Which of the following most logically completes the argument?

A
raise the minimum qualifications an employee must have to be promoted to department head
B
promote any current department heads to higher managerial positions
C
reduce the responsibilities of each department
D
have any manager who are currently senior to the department heads appointed as department heads
E
reduces the average number of employees per department
Solution

Passage Analysis:

Text from Passage Analysis
A significant number of Unitron Corporation's department heads are due to retire this year.
  • What it says: Many department heads at Unitron are retiring this year, creating upcoming vacancies
  • What it does: Sets up the problem - establishes that there will be empty leadership positions
  • What it is: Author's factual premise
The number of employees other than current department heads who could take on the position of department head is equal to only about half of the expected vacancies.
  • What it says: Internal candidates can only fill about 50% of the open department head spots
  • What it does: Shows the gap between available people and needed positions, building on the retirement problem
  • What it is: Author's factual premise
  • Visualization: \(\mathrm{If\ 20\ department\ heads\ retire} \rightarrow \mathrm{Only\ 10\ internal\ employees\ qualified\ to\ replace\ them} \rightarrow \mathrm{10\ positions\ still\ unfilled}\)
Unitron is not going to hire department heads from outside the company or have current department heads take over more than one department
  • What it says: Company won't use external hiring or have one person manage multiple departments
  • What it does: Eliminates two potential solutions to the staffing gap identified earlier
  • What it is: Author's factual premise about company policy
so some departments will be without department heads next year since Unitron will not _______.
  • What it says: Because of these limitations, some departments won't have leaders unless Unitron does something specific
  • What it does: Draws a logical conclusion from the previous facts and sets up the blank to be filled
  • What it is: Author's conclusion with missing premise

Argument Flow:

The argument starts with a staffing crisis (retirements), shows why current solutions are inadequate (not enough internal candidates), eliminates other options (no external hiring, no multi-department management), then concludes some departments will lack leadership unless Unitron takes some unspecified action.

Main Conclusion:

Some departments will be without department heads next year unless Unitron takes a specific action (to be identified in the blank).

Logical Structure:

This is a process of elimination argument.

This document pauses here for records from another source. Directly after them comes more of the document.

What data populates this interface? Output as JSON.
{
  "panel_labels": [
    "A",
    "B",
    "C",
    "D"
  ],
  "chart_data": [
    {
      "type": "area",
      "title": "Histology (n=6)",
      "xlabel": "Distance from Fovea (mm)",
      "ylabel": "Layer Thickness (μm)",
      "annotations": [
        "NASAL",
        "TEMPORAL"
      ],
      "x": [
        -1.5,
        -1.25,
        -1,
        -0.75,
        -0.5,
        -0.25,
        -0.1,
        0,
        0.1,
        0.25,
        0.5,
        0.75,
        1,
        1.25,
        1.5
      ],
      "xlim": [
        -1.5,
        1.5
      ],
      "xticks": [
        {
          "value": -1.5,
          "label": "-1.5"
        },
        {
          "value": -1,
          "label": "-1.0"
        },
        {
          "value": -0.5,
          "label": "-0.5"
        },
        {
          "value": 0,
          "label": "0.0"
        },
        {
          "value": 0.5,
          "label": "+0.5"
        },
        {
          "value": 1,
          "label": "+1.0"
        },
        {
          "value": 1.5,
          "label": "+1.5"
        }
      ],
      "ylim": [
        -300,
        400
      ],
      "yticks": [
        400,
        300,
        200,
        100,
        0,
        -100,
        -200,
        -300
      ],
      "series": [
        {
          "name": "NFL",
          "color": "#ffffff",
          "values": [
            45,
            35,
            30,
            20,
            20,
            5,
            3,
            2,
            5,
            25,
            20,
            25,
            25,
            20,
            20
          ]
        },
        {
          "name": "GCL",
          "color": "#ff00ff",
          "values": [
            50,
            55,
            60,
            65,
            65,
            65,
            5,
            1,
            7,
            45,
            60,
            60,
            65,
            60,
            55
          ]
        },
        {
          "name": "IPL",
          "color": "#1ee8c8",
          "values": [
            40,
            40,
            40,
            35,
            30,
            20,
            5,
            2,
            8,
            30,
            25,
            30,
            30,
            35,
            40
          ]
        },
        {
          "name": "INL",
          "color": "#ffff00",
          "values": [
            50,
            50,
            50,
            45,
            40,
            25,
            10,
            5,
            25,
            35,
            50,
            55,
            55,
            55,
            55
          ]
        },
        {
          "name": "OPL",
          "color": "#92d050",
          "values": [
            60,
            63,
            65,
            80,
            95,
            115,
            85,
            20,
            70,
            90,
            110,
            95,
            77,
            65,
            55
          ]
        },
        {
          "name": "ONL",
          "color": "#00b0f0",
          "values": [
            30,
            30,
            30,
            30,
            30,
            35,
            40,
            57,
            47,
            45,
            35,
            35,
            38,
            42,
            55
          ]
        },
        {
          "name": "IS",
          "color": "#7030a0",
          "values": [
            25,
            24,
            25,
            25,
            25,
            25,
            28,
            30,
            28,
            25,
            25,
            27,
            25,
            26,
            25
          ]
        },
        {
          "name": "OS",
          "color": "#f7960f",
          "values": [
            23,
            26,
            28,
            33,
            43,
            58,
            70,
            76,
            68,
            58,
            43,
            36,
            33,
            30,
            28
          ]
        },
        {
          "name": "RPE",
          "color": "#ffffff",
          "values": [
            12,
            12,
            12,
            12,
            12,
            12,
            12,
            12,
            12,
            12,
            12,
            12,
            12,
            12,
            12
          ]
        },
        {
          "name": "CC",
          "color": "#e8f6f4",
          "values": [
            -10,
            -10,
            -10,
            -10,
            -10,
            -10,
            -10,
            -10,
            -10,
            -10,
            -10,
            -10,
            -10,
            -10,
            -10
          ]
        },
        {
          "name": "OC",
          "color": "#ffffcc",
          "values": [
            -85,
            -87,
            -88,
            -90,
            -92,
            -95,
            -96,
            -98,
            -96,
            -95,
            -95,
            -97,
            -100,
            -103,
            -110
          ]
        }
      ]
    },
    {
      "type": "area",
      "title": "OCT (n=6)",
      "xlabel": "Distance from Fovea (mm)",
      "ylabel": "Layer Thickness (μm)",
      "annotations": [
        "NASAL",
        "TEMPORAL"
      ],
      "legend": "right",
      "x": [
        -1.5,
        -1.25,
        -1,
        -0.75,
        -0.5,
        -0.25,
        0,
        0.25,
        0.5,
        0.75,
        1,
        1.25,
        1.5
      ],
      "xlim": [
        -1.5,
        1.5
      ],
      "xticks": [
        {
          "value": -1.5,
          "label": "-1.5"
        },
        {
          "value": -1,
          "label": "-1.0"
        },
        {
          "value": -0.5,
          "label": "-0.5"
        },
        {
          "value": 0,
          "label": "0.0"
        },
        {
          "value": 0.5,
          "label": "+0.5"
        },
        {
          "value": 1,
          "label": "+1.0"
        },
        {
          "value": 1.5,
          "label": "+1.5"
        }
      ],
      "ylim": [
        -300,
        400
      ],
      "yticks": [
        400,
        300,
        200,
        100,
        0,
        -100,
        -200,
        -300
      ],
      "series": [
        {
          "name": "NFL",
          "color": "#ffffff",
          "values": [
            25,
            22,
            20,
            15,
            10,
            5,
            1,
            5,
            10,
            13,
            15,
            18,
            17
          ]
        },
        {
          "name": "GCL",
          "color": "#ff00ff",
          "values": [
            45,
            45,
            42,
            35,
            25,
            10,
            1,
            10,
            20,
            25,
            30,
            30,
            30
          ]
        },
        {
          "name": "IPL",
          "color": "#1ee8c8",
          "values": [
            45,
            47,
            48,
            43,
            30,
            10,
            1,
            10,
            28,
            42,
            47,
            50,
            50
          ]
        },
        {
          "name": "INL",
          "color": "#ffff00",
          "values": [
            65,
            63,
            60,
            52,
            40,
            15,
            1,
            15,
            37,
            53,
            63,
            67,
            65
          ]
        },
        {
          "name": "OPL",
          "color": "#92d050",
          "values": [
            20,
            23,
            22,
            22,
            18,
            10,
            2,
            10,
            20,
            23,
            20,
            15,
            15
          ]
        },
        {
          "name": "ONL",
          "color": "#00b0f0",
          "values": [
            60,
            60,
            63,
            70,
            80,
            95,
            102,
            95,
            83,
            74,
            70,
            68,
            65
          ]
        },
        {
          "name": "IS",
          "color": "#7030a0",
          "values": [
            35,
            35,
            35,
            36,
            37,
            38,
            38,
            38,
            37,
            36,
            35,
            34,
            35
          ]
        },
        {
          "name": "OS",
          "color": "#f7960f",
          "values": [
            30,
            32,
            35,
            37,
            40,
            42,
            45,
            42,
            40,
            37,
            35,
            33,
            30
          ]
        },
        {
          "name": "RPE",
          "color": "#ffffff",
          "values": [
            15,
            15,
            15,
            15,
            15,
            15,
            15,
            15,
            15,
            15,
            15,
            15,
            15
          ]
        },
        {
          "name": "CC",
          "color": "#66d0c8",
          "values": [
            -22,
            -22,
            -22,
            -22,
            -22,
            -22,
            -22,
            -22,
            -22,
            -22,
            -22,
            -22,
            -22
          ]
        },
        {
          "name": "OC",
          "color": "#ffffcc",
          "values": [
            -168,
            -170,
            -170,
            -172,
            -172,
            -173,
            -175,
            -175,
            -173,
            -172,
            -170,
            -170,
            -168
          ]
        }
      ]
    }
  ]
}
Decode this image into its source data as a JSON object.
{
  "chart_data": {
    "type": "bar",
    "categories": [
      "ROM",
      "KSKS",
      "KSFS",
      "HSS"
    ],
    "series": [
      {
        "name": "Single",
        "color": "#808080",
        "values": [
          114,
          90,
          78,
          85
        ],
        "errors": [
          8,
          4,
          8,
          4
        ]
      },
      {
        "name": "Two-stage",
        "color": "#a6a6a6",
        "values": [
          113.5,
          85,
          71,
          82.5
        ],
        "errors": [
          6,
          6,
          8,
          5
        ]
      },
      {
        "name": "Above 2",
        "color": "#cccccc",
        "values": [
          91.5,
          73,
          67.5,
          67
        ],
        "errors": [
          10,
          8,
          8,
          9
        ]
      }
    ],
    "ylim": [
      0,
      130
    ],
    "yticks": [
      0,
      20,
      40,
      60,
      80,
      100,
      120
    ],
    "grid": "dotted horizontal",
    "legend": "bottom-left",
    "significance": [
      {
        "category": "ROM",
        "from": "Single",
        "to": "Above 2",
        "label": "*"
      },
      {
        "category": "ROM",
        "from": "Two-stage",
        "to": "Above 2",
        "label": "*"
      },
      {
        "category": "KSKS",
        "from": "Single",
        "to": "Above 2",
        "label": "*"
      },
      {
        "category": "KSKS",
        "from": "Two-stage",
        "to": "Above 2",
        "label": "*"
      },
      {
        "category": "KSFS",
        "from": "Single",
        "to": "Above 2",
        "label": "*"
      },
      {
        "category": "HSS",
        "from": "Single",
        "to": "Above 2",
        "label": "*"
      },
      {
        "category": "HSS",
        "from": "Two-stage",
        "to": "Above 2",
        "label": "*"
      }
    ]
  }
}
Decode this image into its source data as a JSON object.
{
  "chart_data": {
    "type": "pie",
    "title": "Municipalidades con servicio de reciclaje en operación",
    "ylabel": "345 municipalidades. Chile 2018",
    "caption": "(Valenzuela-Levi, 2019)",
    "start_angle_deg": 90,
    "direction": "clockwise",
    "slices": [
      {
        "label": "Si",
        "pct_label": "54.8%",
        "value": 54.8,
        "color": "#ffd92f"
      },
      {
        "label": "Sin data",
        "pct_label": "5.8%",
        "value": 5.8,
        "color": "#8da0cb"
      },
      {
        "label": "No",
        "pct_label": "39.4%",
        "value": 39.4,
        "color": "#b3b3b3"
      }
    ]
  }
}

We have a problem (retirements), insufficient resources (too few internal candidates), blocked solutions (no external hiring or multi-department heads), leading to an inevitable outcome unless one more option is ruled out. The blank should contain the final solution that Unitron won't pursue, making the shortage unavoidable.

Prethinking:

Question type:

Logically Completes - We need to find what Unitron will NOT do that would logically explain why some departments will be without heads next year.

Precision of Claims

The argument deals with specific organizational activities - retiring department heads, internal promotion capabilities, hiring policies, and departmental management structures. The completion must address what Unitron won't do that could solve the staffing gap.

Strategy

Since this is a 'Logically Completes' question, we need to identify what action Unitron could take but won't take that would prevent departments from being without heads. The argument has already ruled out external hiring and having current heads manage multiple departments. We need to think of other logical solutions that Unitron could pursue but apparently won't, which would explain why the conclusion (some departments without heads) follows logically.

Answer Choices Explained
A
raise the minimum qualifications an employee must have to be promoted to department head
'raise the minimum qualifications an employee must have to be promoted to department head' - This doesn't make logical sense in context. If Unitron already has a shortage of qualified internal candidates, making the qualifications even stricter would only make the problem worse, not solve it. This wouldn't be a solution that Unitron might consider to address the shortage.
B
promote any current department heads to higher managerial positions
'promote any current department heads to higher managerial positions' - This actually makes the problem worse rather than solving it. If current department heads get promoted, that creates even more vacancies at the department head level. This doesn't logically complete the argument about why some departments will lack heads.
C
reduce the responsibilities of each department
'reduce the responsibilities of each department' - This doesn't address the core issue of having enough people to lead departments. Even with reduced responsibilities, departments would still need heads to manage them. This isn't a viable solution to the leadership shortage.
D
have any manager who are currently senior to the department heads appointed as department heads
'have any manager who are currently senior to the department heads appointed as department heads' - This perfectly completes the logical flow. Senior managers (like VPs or directors) could theoretically step down to fill department head roles. By ruling out this option, we've eliminated the final potential solution, making the conclusion inevitable. This follows the argument's pattern of eliminating possible solutions.
E
reduces the average number of employees per department
'reduces the average number of employees per department' - This doesn't solve the fundamental problem of needing department heads. Regardless of department size, each department still needs a head to manage it. This doesn't address the leadership gap that the argument is discussing.